2. Sur le plan de la spatialité, ensuite, il convient également :
- de repenser la ville comme espace de représentation
Les arts de la rue font de la ville que nous habitons un espace dans lequel nous pouvons nous exprimer et dans lequel nous pouvons comprendre et interpréter l’expression des autres. Les arts de la rue rendent à l’agora la dimension symbolique qui nous permet de donner du sens à l’espace urbain et ils lui donnent la voix, la parole et les gestes qui nous permettent de comprendre la dimension politique de la ville. Les arts de la rue rendent à l’espace urbain sa pleine dimension d’espace public.
- d’analyser les registres de « lisibilité » de l’espace public
En l’investissant d’activités symboliques et de pratiques esthétiques, les arts urbains donnent du sens à l’espace urbain. Grâce aux arts urbains, les lieux de la ville deviennent des espaces d’expression et des lieux de signification. Cette dimension symbolique des arts urbains s’exprime, en particulier, dans la confrontation entre les pratiques esthétiques de la rue et les monuments et les figures de l’architecture et du patrimoine urbain. Ces arts contribuent à structurer et à façonner le paysage de la ville.

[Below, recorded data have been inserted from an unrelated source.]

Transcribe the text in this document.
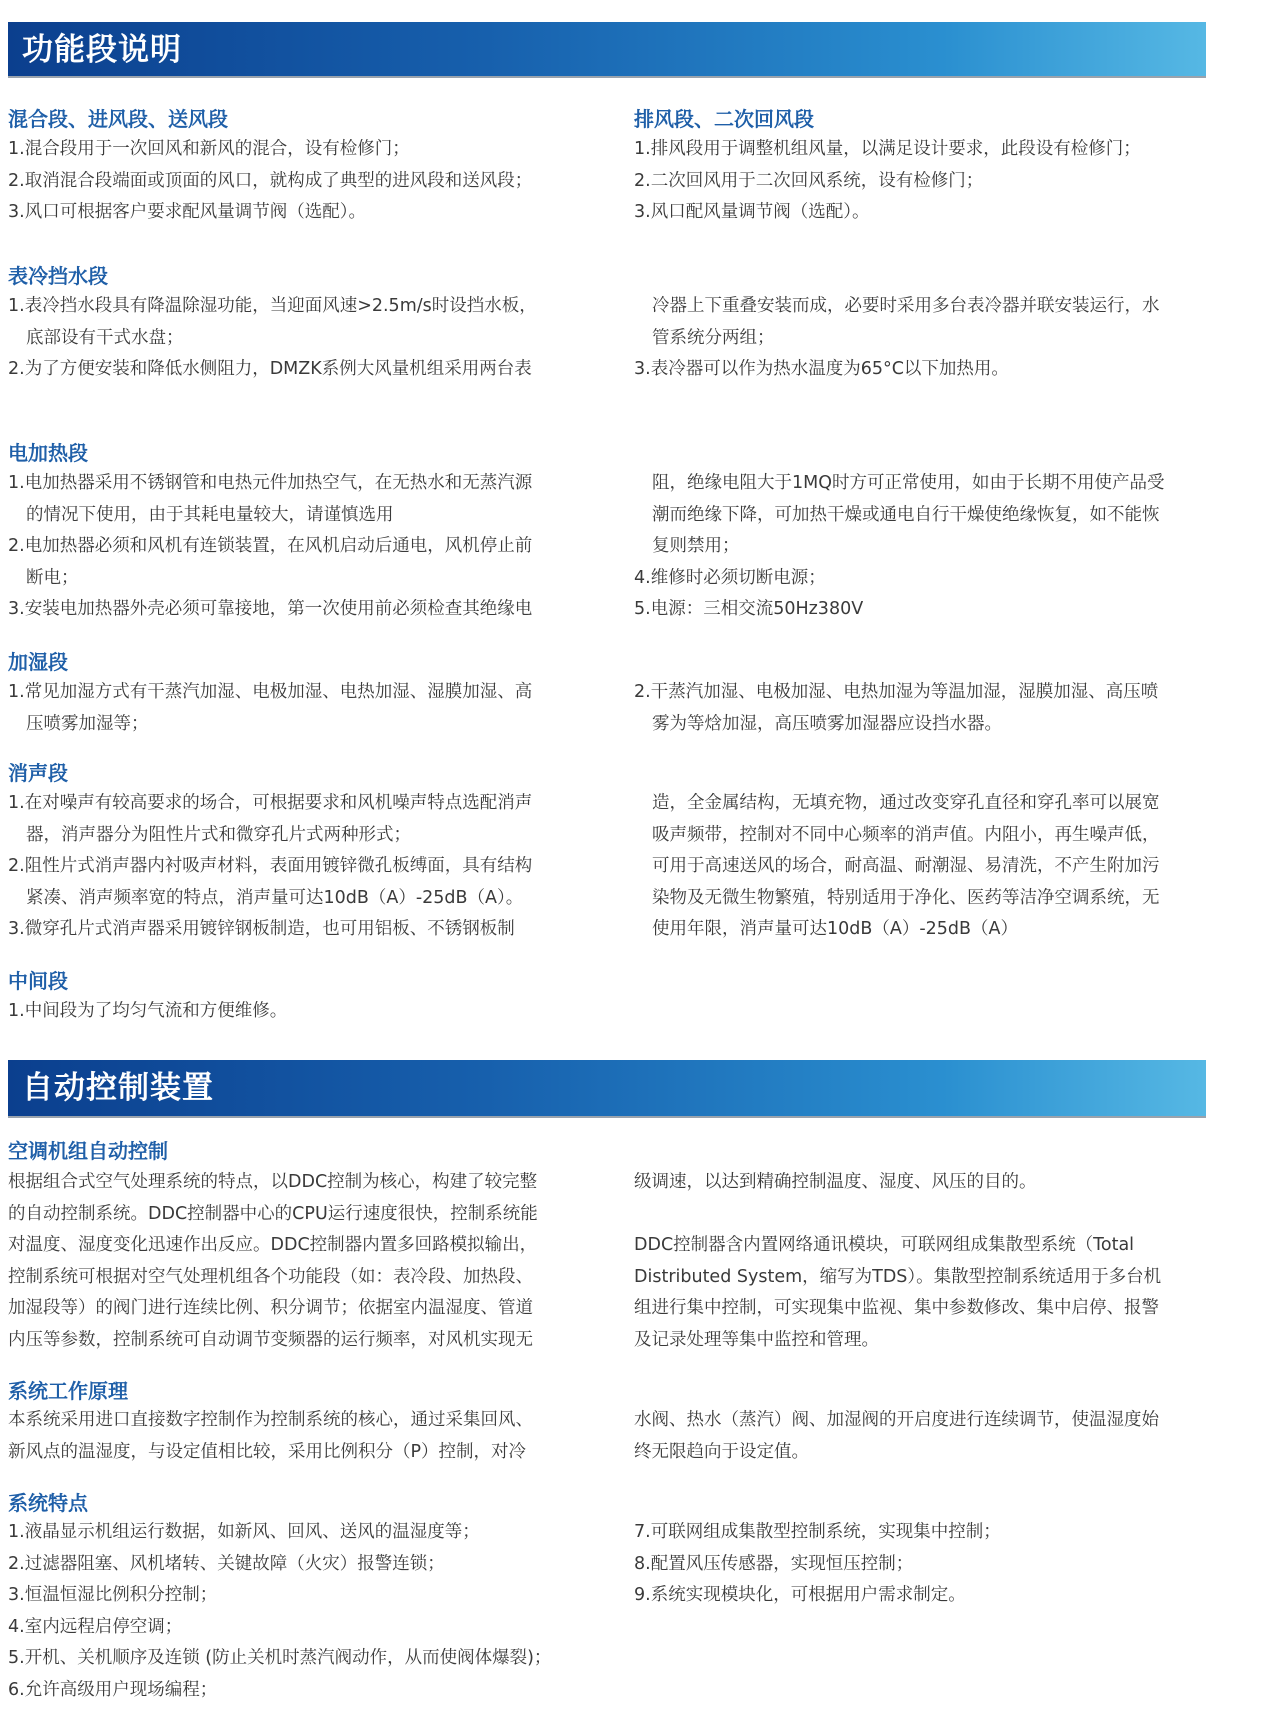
功能段说明
混合段、进风段、送风段
1.混合段用于一次回风和新风的混合，设有检修门；
2.取消混合段端面或顶面的风口，就构成了典型的进风段和送风段；
3.风口可根据客户要求配风量调节阀（选配）。
排风段、二次回风段
1.排风段用于调整机组风量，以满足设计要求，此段设有检修门；
2.二次回风用于二次回风系统，设有检修门；
3.风口配风量调节阀（选配）。
表冷挡水段
1.表冷挡水段具有降温除湿功能，当迎面风速>2.5m/s时设挡水板，
底部设有干式水盘；
2.为了方便安装和降低水侧阻力，DMZK系例大风量机组采用两台表
冷器上下重叠安装而成，必要时采用多台表冷器并联安装运行，水
管系统分两组；
3.表冷器可以作为热水温度为65°C以下加热用。
电加热段
1.电加热器采用不锈钢管和电热元件加热空气，在无热水和无蒸汽源
的情况下使用，由于其耗电量较大，请谨慎选用
2.电加热器必须和风机有连锁装置，在风机启动后通电，风机停止前
断电；
3.安装电加热器外壳必须可靠接地，第一次使用前必须检查其绝缘电
阻，绝缘电阻大于1MQ时方可正常使用，如由于长期不用使产品受
潮而绝缘下降，可加热干燥或通电自行干燥使绝缘恢复，如不能恢
复则禁用；
4.维修时必须切断电源；
5.电源：三相交流50Hz380V
加湿段
1.常见加湿方式有干蒸汽加湿、电极加湿、电热加湿、湿膜加湿、高
压喷雾加湿等；
2.干蒸汽加湿、电极加湿、电热加湿为等温加湿，湿膜加湿、高压喷
雾为等焓加湿，高压喷雾加湿器应设挡水器。
消声段
1.在对噪声有较高要求的场合，可根据要求和风机噪声特点选配消声
器，消声器分为阻性片式和微穿孔片式两种形式；
2.阻性片式消声器内衬吸声材料，表面用镀锌微孔板缚面，具有结构
紧凑、消声频率宽的特点，消声量可达10dB（A）-25dB（A）。
3.微穿孔片式消声器采用镀锌钢板制造，也可用铝板、不锈钢板制
造，全金属结构，无填充物，通过改变穿孔直径和穿孔率可以展宽
吸声频带，控制对不同中心频率的消声值。内阻小，再生噪声低，
可用于高速送风的场合，耐高温、耐潮湿、易清洗，不产生附加污
染物及无微生物繁殖，特别适用于净化、医药等洁净空调系统，无
使用年限，消声量可达10dB（A）-25dB（A）
中间段
1.中间段为了均匀气流和方便维修。
自动控制装置
空调机组自动控制
根据组合式空气处理系统的特点，以DDC控制为核心，构建了较完整
的自动控制系统。DDC控制器中心的CPU运行速度很快，控制系统能
对温度、湿度变化迅速作出反应。DDC控制器内置多回路模拟输出，
控制系统可根据对空气处理机组各个功能段（如：表冷段、加热段、
加湿段等）的阀门进行连续比例、积分调节；依据室内温湿度、管道
内压等参数，控制系统可自动调节变频器的运行频率，对风机实现无
级调速，以达到精确控制温度、湿度、风压的目的。
DDC控制器含内置网络通讯模块，可联网组成集散型系统（Total
Distributed System，缩写为TDS）。集散型控制系统适用于多台机
组进行集中控制，可实现集中监视、集中参数修改、集中启停、报警
及记录处理等集中监控和管理。
系统工作原理
本系统采用进口直接数字控制作为控制系统的核心，通过采集回风、
新风点的温湿度，与设定值相比较，采用比例积分（P）控制，对冷
水阀、热水（蒸汽）阀、加湿阀的开启度进行连续调节，使温湿度始
终无限趋向于设定值。
系统特点
1.液晶显示机组运行数据，如新风、回风、送风的温湿度等；
2.过滤器阻塞、风机堵转、关键故障（火灾）报警连锁；
3.恒温恒湿比例积分控制；
4.室内远程启停空调；
5.开机、关机顺序及连锁 (防止关机时蒸汽阀动作，从而使阀体爆裂)；
6.允许高级用户现场编程；
7.可联网组成集散型控制系统，实现集中控制；
8.配置风压传感器，实现恒压控制；
9.系统实现模块化，可根据用户需求制定。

- d’interroger les dialectiques contemporaines du territoire et de la mobilité
Les arts de la rue sont des arts de l’errance : les artistes qui mettent en œuvre les représentations et les spectacles de la rue sont toujours des artistes d’ailleurs, il s’agit toujours de nomades, qui inscrivent leurs représentations entre deux villes, entre deux espaces urbains, entre deux places. Leurs spectateurs ne sont jamais les mêmes d’un jour à l’autre, d’une minute à l’autre. Ces arts de l’errance inscrivent les formes de la mobilité au cœur de l’espace de la ville, et ils y apportent les paroles, et les significations de l’étranger ou de l’étrange. Mais nous sommes également en train de redécouvrir ce fait majeur que la ville est un espace politique. Les arts de la rue ont à jouer un rôle majeur dans l’élaboration et dans la mise en oeuvre de la politique de la ville. En effet, ils constituent un mode d’expression esthétique de l’identité des habitants de la ville, dans la différence et dans la spécificité de leurs cultures et de leurs expériences. Par ailleurs, ils donnent aux habitants de la ville une voix, des gestes et des expressions qui leur permettent de s’instituer pleinement en acteurs politiques de la ville. Enfin, les arts de la rue articulent la dimension esthétique et la dimension politique des paysages et des lieux de la ville et de l’espace urbain.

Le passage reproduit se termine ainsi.